On a whim, I again attempted to plug the endpoint into my desktop instead of the jetson. Like in my original post, this resulted in a different log from the endpoint side:

[ 4488.519197] tegra194-pcie 141a0000.pcie-ep: iATU unroll: enabled
[ 4488.519211] tegra194-pcie 141a0000.pcie-ep: Detected iATU regions: 8 outbound, 2 inbound
[ 4488.519305] pcie_dma_epf tegra_pcie_dma_epf.0: BAR0 phy_addr: f0000000 size: 10000000

Interestingly, the LTSSM timeout is gone- but unfortunately no trace of anything on the root port (my desktop)’s side.

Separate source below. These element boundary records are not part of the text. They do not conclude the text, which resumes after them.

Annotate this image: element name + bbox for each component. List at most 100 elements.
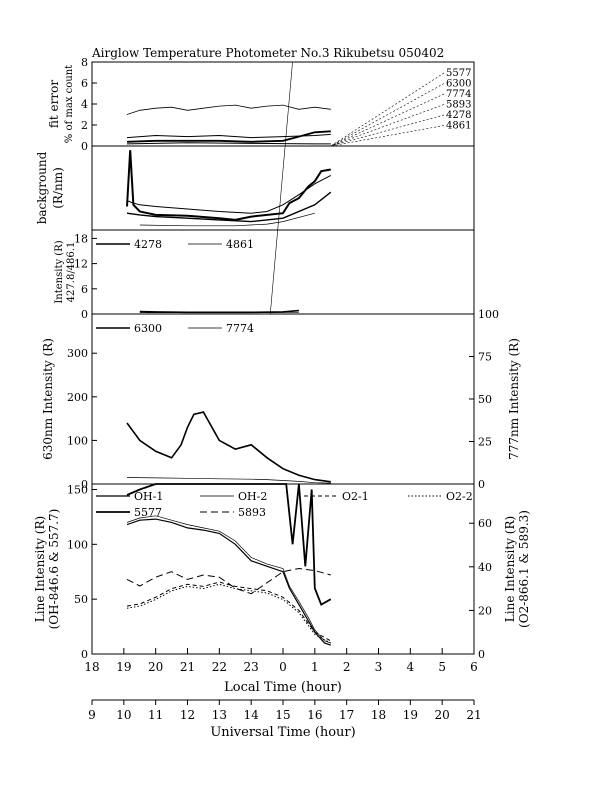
line-ylabel-right-2: (O2-866.1 & 589.3) [517, 510, 531, 628]
x-tick-label: 19 [116, 660, 131, 674]
legend-label-4278: 4278 [134, 238, 162, 251]
bg-ylabel-1: background [35, 151, 49, 224]
legend-label-4861: 4861 [226, 238, 254, 251]
x-tick-label: 0 [279, 660, 287, 674]
y-tick-label: 100 [67, 538, 88, 551]
series-5893 [126, 567, 331, 595]
x-tick-label: 5 [438, 660, 446, 674]
legend-label-5893: 5893 [238, 506, 266, 519]
y-tick-label: 150 [67, 483, 88, 496]
ut-tick-label: 13 [212, 708, 227, 722]
y-tick-right-label: 25 [478, 436, 492, 449]
legend-label-6300: 6300 [134, 322, 162, 335]
y-tick-right-label: 20 [478, 604, 492, 617]
series-fit-a [126, 104, 331, 115]
series-OH-2 [126, 515, 331, 644]
ut-tick-label: 17 [339, 708, 354, 722]
y-tick-label: 12 [74, 258, 88, 271]
series-OH-1 [126, 518, 331, 646]
ut-tick-label: 14 [244, 708, 260, 722]
y-tick-right-label: 0 [478, 478, 485, 491]
right-label-4278: 4278 [446, 110, 471, 121]
right-label-6300: 6300 [446, 79, 471, 90]
blue-ylabel-2: 427.8/486.1 [66, 242, 77, 303]
line-ylabel-1: Line Intensity (R) [33, 516, 47, 622]
series-bg-a [126, 150, 331, 221]
panel-frames [91, 61, 475, 655]
ut-tick-label: 18 [371, 708, 386, 722]
y-tick-right-label: 100 [478, 308, 499, 321]
guide-line [269, 61, 293, 315]
x-tick-label: 1 [311, 660, 319, 674]
curves [126, 61, 332, 646]
ut-tick-label: 21 [466, 708, 481, 722]
legends: 4278 4861 6300 7774 OH-1 OH-2 O2-1 O2-2 5577 5893 [96, 238, 473, 519]
leader-line [330, 104, 445, 147]
legend-label-O2-1: O2-1 [342, 490, 369, 503]
legend-label-OH-1: OH-1 [134, 490, 163, 503]
y-tick-label: 50 [74, 593, 88, 606]
series-O2-2 [126, 583, 332, 644]
x-tick-label: 20 [148, 660, 163, 674]
x-tick-label: 3 [375, 660, 383, 674]
right-label-7774: 7774 [446, 89, 471, 100]
x-tick-label: 4 [407, 660, 415, 674]
ut-tick-label: 9 [88, 708, 96, 722]
legend-label-O2-2: O2-2 [446, 490, 473, 503]
y-tick-label: 6 [81, 77, 88, 90]
leader-line [330, 72, 445, 147]
series-4278 [139, 309, 299, 314]
y-tick-right-label: 50 [478, 393, 492, 406]
x-tick-label: 6 [470, 660, 478, 674]
chart-title: Airglow Temperature Photometer No.3 Riku… [91, 46, 444, 60]
y-tick-label: 100 [67, 434, 88, 447]
y-tick-right-label: 0 [478, 648, 485, 661]
y-tick-label: 0 [81, 478, 88, 491]
leader-line [330, 83, 445, 147]
leader-line [330, 93, 445, 147]
blue-ylabel-1: Intensity (R) [54, 240, 65, 303]
series-fit-b [126, 133, 331, 139]
series-bg-c [126, 191, 332, 223]
ticks: 18 19 20 21 22 23 0 1 2 3 4 5 69 10 11 12 13 14 15 16 17 18 19… [67, 56, 499, 722]
y-tick-label: 8 [81, 56, 88, 69]
ut-tick-label: 15 [275, 708, 290, 722]
y-tick-label: 200 [67, 391, 88, 404]
series-bg-b [126, 174, 332, 214]
ut-tick-label: 11 [148, 708, 163, 722]
series-fit-d [126, 142, 331, 145]
leader-line [330, 125, 445, 147]
red-intensity-frame [91, 313, 475, 485]
legend-label-5577: 5577 [134, 506, 162, 519]
y-tick-label: 300 [67, 347, 88, 360]
right-label-5577: 5577 [446, 68, 471, 79]
series-fit-c [126, 130, 331, 143]
bg-ylabel-2: (R/nm) [51, 167, 65, 209]
right-label-5893: 5893 [446, 100, 471, 111]
y-tick-right-label: 40 [478, 561, 492, 574]
y-tick-right-label: 60 [478, 517, 492, 530]
series-bg-d [139, 212, 315, 227]
y-tick-label: 0 [81, 308, 88, 321]
y-tick-label: 18 [74, 232, 88, 245]
line-ylabel-2: (OH-846.6 & 557.7) [47, 509, 61, 630]
y-tick-label: 0 [81, 648, 88, 661]
ut-tick-label: 16 [307, 708, 322, 722]
series-O2-1 [126, 581, 332, 642]
red-ylabel-right: 777nm Intensity (R) [507, 338, 521, 460]
ut-label: Universal Time (hour) [210, 725, 355, 740]
ut-tick-label: 12 [180, 708, 195, 722]
right-label-4861: 4861 [446, 121, 471, 132]
series-5577 [126, 483, 332, 606]
y-tick-label: 0 [81, 140, 88, 153]
series-6300 [126, 411, 331, 483]
x-tick-label: 2 [343, 660, 351, 674]
ut-tick-label: 19 [403, 708, 418, 722]
ut-tick-label: 20 [435, 708, 450, 722]
y-tick-right-label: 75 [478, 351, 492, 364]
legend-label-OH-2: OH-2 [238, 490, 267, 503]
y-tick-label: 4 [81, 98, 88, 111]
background-frame [91, 145, 475, 231]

What do you think might be the issue?

EDIT: I was using a pretty long cable- I saw some advice online that suggested long cables may result in that “phy link never came up” messages- so I tested with a shorter cable. Same result, unfortunately.

Hi everyone,

Turns out there was a mistake in ordering the cable- we got the direct extension cable, not the one with the tx<>rx signal swap. We are going to order the new cable and see how that does. For now this is resolved, I will potentially come back once we have the new cable if there are still issues.

Thanks @WayneWWW for your assistance!

This topic was automatically closed 14 days after the last reply. New replies are no longer allowed.